Kashmiri music has subconsciously always been in me, says ‘Gully Boy’ singer Vibha Saraf

Gully Boy singer Vibha Saraf on how her Kashmiri upbringing influenced her musical journey

February 25, 2019 12:49 pm | Updated 12:49 pm IST

Singer-songwriter Vibha Saraf’s memories of her house in Kashmir are few and precious. “I remember the staircase, the telephone, the bridge...my house was next to a river,” she recalls her ancestral home in Fateh Kadal, Srinagar.

Now based in Mumbai, Vibha grew up in Delhi after the Kashmiri Pandit exodus of the 1990s. She is now making her presence felt in Bollywood; her latest is the song, ‘Kab Se Kab Tak’.

“I had recorded a five-minute rendition of a Kashmiri folk song with Dub Sharma. He kept it and it so happened that Gully Boy ‘s music supervisor, Ankur Tewari had heard it, and wanted me on board for one song,” she says. “The next thing you know, I’m sitting there, singing with Ranveer Singh!”

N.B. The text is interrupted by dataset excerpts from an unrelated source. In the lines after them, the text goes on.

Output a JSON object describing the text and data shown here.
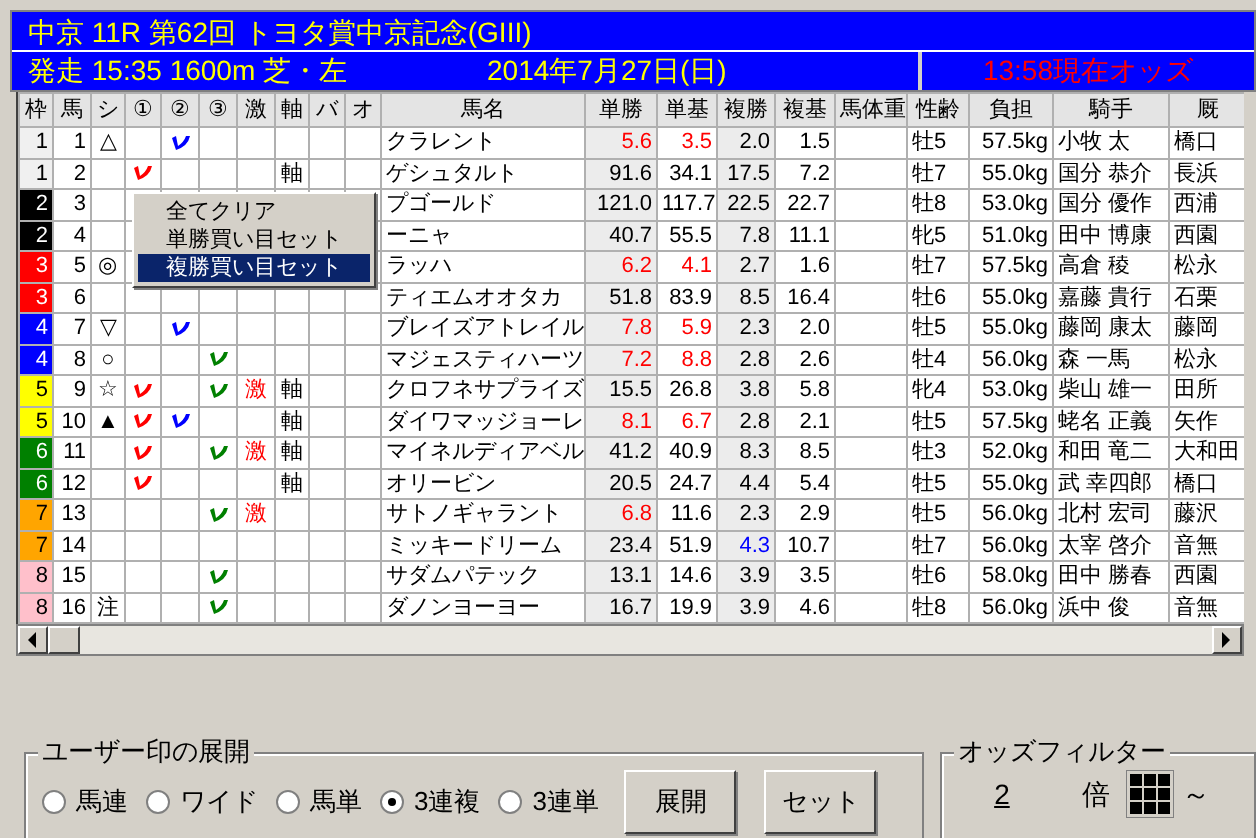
{
  "race": {
    "title": "中京 11R 第62回 トヨタ賞中京記念(GIII)",
    "start": "発走 15:35 1600m 芝・左",
    "date": "2014年7月27日(日)",
    "odds_time": "13:58現在オッズ"
  },
  "table": {
    "columns": [
      "枠",
      "馬",
      "シ",
      "①",
      "②",
      "③",
      "激",
      "軸",
      "バ",
      "オ",
      "馬名",
      "単勝",
      "単基",
      "複勝",
      "複基",
      "馬体重",
      "性齢",
      "負担",
      "騎手",
      "厩"
    ],
    "rows": [
      {
        "frame": "1",
        "color": "#f0f0f0",
        "num": "1",
        "mark": "△",
        "c1": false,
        "c2": true,
        "c3": false,
        "name": "クラレント",
        "win": {
          "text": "5.6",
          "color": "#ff0000"
        },
        "win_base": {
          "text": "3.5",
          "color": "#ff0000"
        },
        "place": {
          "text": "2.0",
          "color": "#000000"
        },
        "place_base": "1.5",
        "sex_age": "牡5",
        "weight": "57.5kg",
        "jockey": "小牧 太",
        "trainer": "橋口"
      },
      {
        "frame": "1",
        "color": "#f0f0f0",
        "num": "2",
        "c1": true,
        "c2": false,
        "c3": false,
        "axis": "軸",
        "name": "ゲシュタルト",
        "win": {
          "text": "91.6",
          "color": "#000000"
        },
        "win_base": {
          "text": "34.1",
          "color": "#000000"
        },
        "place": {
          "text": "17.5",
          "color": "#000000"
        },
        "place_base": "7.2",
        "sex_age": "牡7",
        "weight": "55.0kg",
        "jockey": "国分 恭介",
        "trainer": "長浜"
      },
      {
        "frame": "2",
        "color": "#000000",
        "num": "3",
        "c1": false,
        "c2": false,
        "c3": false,
        "name": "プゴールド",
        "win": {
          "text": "121.0",
          "color": "#000000"
        },
        "win_base": {
          "text": "117.7",
          "color": "#000000"
        },
        "place": {
          "text": "22.5",
          "color": "#000000"
        },
        "place_base": "22.7",
        "sex_age": "牡8",
        "weight": "53.0kg",
        "jockey": "国分 優作",
        "trainer": "西浦"
      },
      {
        "frame": "2",
        "color": "#000000",
        "num": "4",
        "c1": false,
        "c2": false,
        "c3": false,
        "name": "ーニャ",
        "win": {
          "text": "40.7",
          "color": "#000000"
        },
        "win_base": {
          "text": "55.5",
          "color": "#000000"
        },
        "place": {
          "text": "7.8",
          "color": "#000000"
        },
        "place_base": "11.1",
        "sex_age": "牝5",
        "weight": "51.0kg",
        "jockey": "田中 博康",
        "trainer": "西園"
      },
      {
        "frame": "3",
        "color": "#ff0000",
        "num": "5",
        "mark": "◎",
        "c1": false,
        "c2": false,
        "c3": false,
        "name": "ラッハ",
        "win": {
          "text": "6.2",
          "color": "#ff0000"
        },
        "win_base": {
          "text": "4.1",
          "color": "#ff0000"
        },
        "place": {
          "text": "2.7",
          "color": "#000000"
        },
        "place_base": "1.6",
        "sex_age": "牡7",
        "weight": "57.5kg",
        "jockey": "高倉 稜",
        "trainer": "松永"
      },
      {
        "frame": "3",
        "color": "#ff0000",
        "num": "6",
        "c1": false,
        "c2": false,
        "c3": false,
        "name": "ティエムオオタカ",
        "win": {
          "text": "51.8",
          "color": "#000000"
        },
        "win_base": {
          "text": "83.9",
          "color": "#000000"
        },
        "place": {
          "text": "8.5",
          "color": "#000000"
        },
        "place_base": "16.4",
        "sex_age": "牡6",
        "weight": "55.0kg",
        "jockey": "嘉藤 貴行",
        "trainer": "石栗"
      },
      {
        "frame": "4",
        "color": "#0000ff",
        "num": "7",
        "mark": "▽",
        "c1": false,
        "c2": true,
        "c3": false,
        "name": "ブレイズアトレイル",
        "win": {
          "text": "7.8",
          "color": "#ff0000"
        },
        "win_base": {
          "text": "5.9",
          "color": "#ff0000"
        },
        "place": {
          "text": "2.3",
          "color": "#000000"
        },
        "place_base": "2.0",
        "sex_age": "牡5",
        "weight": "55.0kg",
        "jockey": "藤岡 康太",
        "trainer": "藤岡"
      },
      {
        "frame": "4",
        "color": "#0000ff",
        "num": "8",
        "mark": "○",
        "c1": false,
        "c2": false,
        "c3": true,
        "name": "マジェスティハーツ",
        "win": {
          "text": "7.2",
          "color": "#ff0000"
        },
        "win_base": {
          "text": "8.8",
          "color": "#ff0000"
        },
        "place": {
          "text": "2.8",
          "color": "#000000"
        },
        "place_base": "2.6",
        "sex_age": "牡4",
        "weight": "56.0kg",
        "jockey": "森 一馬",
        "trainer": "松永"
      },
      {
        "frame": "5",
        "color": "#ffff00",
        "num": "9",
        "mark": "☆",
        "c1": true,
        "c2": false,
        "c3": true,
        "hot": "激",
        "axis": "軸",
        "name": "クロフネサプライズ",
        "win": {
          "text": "15.5",
          "color": "#000000"
        },
        "win_base": {
          "text": "26.8",
          "color": "#000000"
        },
        "place": {
          "text": "3.8",
          "color": "#000000"
        },
        "place_base": "5.8",
        "sex_age": "牝4",
        "weight": "53.0kg",
        "jockey": "柴山 雄一",
        "trainer": "田所"
      },
      {
        "frame": "5",
        "color": "#ffff00",
        "num": "10",
        "mark": "▲",
        "c1": true,
        "c2": true,
        "c3": false,
        "axis": "軸",
        "name": "ダイワマッジョーレ",
        "win": {
          "text": "8.1",
          "color": "#ff0000"
        },
        "win_base": {
          "text": "6.7",
          "color": "#ff0000"
        },
        "place": {
          "text": "2.8",
          "color": "#000000"
        },
        "place_base": "2.1",
        "sex_age": "牡5",
        "weight": "57.5kg",
        "jockey": "蛯名 正義",
        "trainer": "矢作"
      },
      {
        "frame": "6",
        "color": "#008000",
        "num": "11",
        "c1": true,
        "c2": false,
        "c3": true,
        "hot": "激",
        "axis": "軸",
        "name": "マイネルディアベル",
        "win": {
          "text": "41.2",
          "color": "#000000"
        },
        "win_base": {
          "text": "40.9",
          "color": "#000000"
        },
        "place": {
          "text": "8.3",
          "color": "#000000"
        },
        "place_base": "8.5",
        "sex_age": "牡3",
        "weight": "52.0kg",
        "jockey": "和田 竜二",
        "trainer": "大和田"
      },
      {
        "frame": "6",
        "color": "#008000",
        "num": "12",
        "c1": true,
        "c2": false,
        "c3": false,
        "axis": "軸",
        "name": "オリービン",
        "win": {
          "text": "20.5",
          "color": "#000000"
        },
        "win_base": {
          "text": "24.7",
          "color": "#000000"
        },
        "place": {
          "text": "4.4",
          "color": "#000000"
        },
        "place_base": "5.4",
        "sex_age": "牡5",
        "weight": "55.0kg",
        "jockey": "武 幸四郎",
        "trainer": "橋口"
      },
      {
        "frame": "7",
        "color": "#ffa500",
        "num": "13",
        "c1": false,
        "c2": false,
        "c3": true,
        "hot": "激",
        "name": "サトノギャラント",
        "win": {
          "text": "6.8",
          "color": "#ff0000"
        },
        "win_base": {
          "text": "11.6",
          "color": "#000000"
        },
        "place": {
          "text": "2.3",
          "color": "#000000"
        },
        "place_base": "2.9",
        "sex_age": "牡5",
        "weight": "56.0kg",
        "jockey": "北村 宏司",
        "trainer": "藤沢"
      },
      {
        "frame": "7",
        "color": "#ffa500",
        "num": "14",
        "c1": false,
        "c2": false,
        "c3": false,
        "name": "ミッキードリーム",
        "win": {
          "text": "23.4",
          "color": "#000000"
        },
        "win_base": {
          "text": "51.9",
          "color": "#000000"
        },
        "place": {
          "text": "4.3",
          "color": "#0000ff"
        },
        "place_base": "10.7",
        "sex_age": "牡7",
        "weight": "56.0kg",
        "jockey": "太宰 啓介",
        "trainer": "音無"
      },
      {
        "frame": "8",
        "color": "#ffc0cb",
        "num": "15",
        "c1": false,
        "c2": false,
        "c3": true,
        "name": "サダムパテック",
        "win": {
          "text": "13.1",
          "color": "#000000"
        },
        "win_base": {
          "text": "14.6",
          "color": "#000000"
        },
        "place": {
          "text": "3.9",
          "color": "#000000"
        },
        "place_base": "3.5",
        "sex_age": "牡6",
        "weight": "58.0kg",
        "jockey": "田中 勝春",
        "trainer": "西園"
      },
      {
        "frame": "8",
        "color": "#ffc0cb",
        "num": "16",
        "mark": "注",
        "c1": false,
        "c2": false,
        "c3": true,
        "name": "ダノンヨーヨー",
        "win": {
          "text": "16.7",
          "color": "#000000"
        },
        "win_base": {
          "text": "19.9",
          "color": "#000000"
        },
        "place": {
          "text": "3.9",
          "color": "#000000"
        },
        "place_base": "4.6",
        "sex_age": "牡8",
        "weight": "56.0kg",
        "jockey": "浜中 俊",
        "trainer": "音無"
      }
    ]
  },
  "context_menu": {
    "items": [
      {
        "label": "全てクリア",
        "selected": false
      },
      {
        "label": "単勝買い目セット",
        "selected": false
      },
      {
        "label": "複勝買い目セット",
        "selected": true
      }
    ]
  },
  "user_marks": {
    "title": "ユーザー印の展開",
    "options": [
      {
        "label": "馬連",
        "selected": false
      },
      {
        "label": "ワイド",
        "selected": false
      },
      {
        "label": "馬単",
        "selected": false
      },
      {
        "label": "3連複",
        "selected": true
      },
      {
        "label": "3連単",
        "selected": false
      }
    ],
    "buttons": [
      "展開",
      "セット"
    ]
  },
  "odds_filter": {
    "title": "オッズフィルター",
    "value": "2",
    "unit": "倍",
    "tilde": "～"
  }
}
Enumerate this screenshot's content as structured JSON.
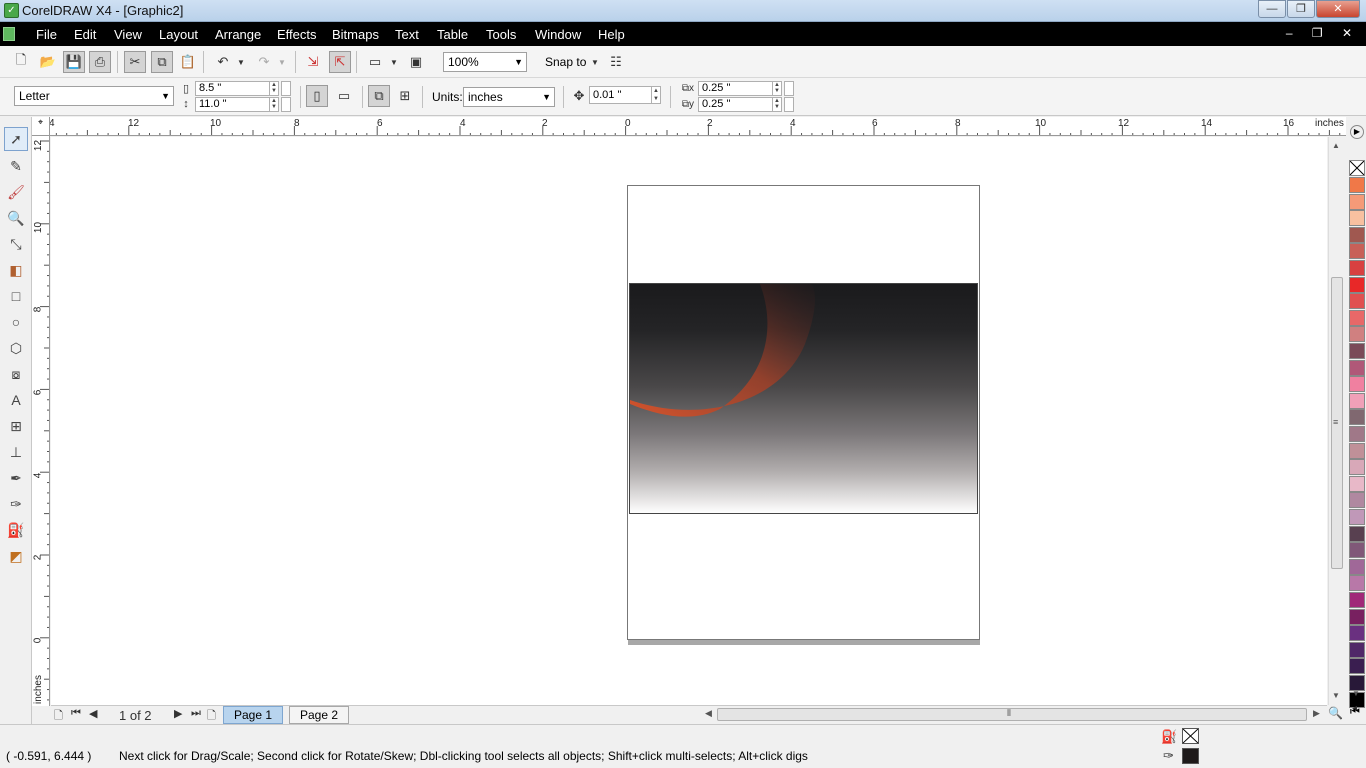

Vibha’s breakthrough in film music came in 2018, with ‘Dilbaro’, for Raazi . “The term ‘Dilbaro’was actually coined by my mother,” she reveals. The Shankar-Ehsaan-Loy song serves as the backdrop Sehmat leaving her parents’ house in India to her in-laws in Pakistan. “Shankar wanted something rooted in Kashmiri folk, so we went through a lot of Kashmiri writings from the 13th-14th centuries. Finally, I remembered these lines from ‘Khanmoj koor’ that my mother would sing and cry to at every wedding. I thought it was time to reclaim that song,” she says.

Artistes from the war-torn land have an additional responsibility of moving past the negative image of their home state. Vibha wants people to associate Kashmir with its rich history in music and oral storytelling. “It falls on our generation; how much we stick to our roots, how aggressive we are about where we come from. Look at the Punjabis.

They have always been aggressive about their identity, wearing it on their sleeves,” she says.

Her own upbringing, though was in Delhi, remained Kashmiri, thanks to her grandparents. “My maternal side would speak and sing in Kashmiri. I read Kashmiri literature, poems by our poetesses like Lal Ded, and Habba Khatoon. So Kashmiri music has subconsciously always been in me,” she says.

Saying that it’s the rubab that reminds her most of Kashmir, she explains how memories of Kashmir and anecdotes from her grandparents are reflected in her songs. “We are all collectors of stories, after all.”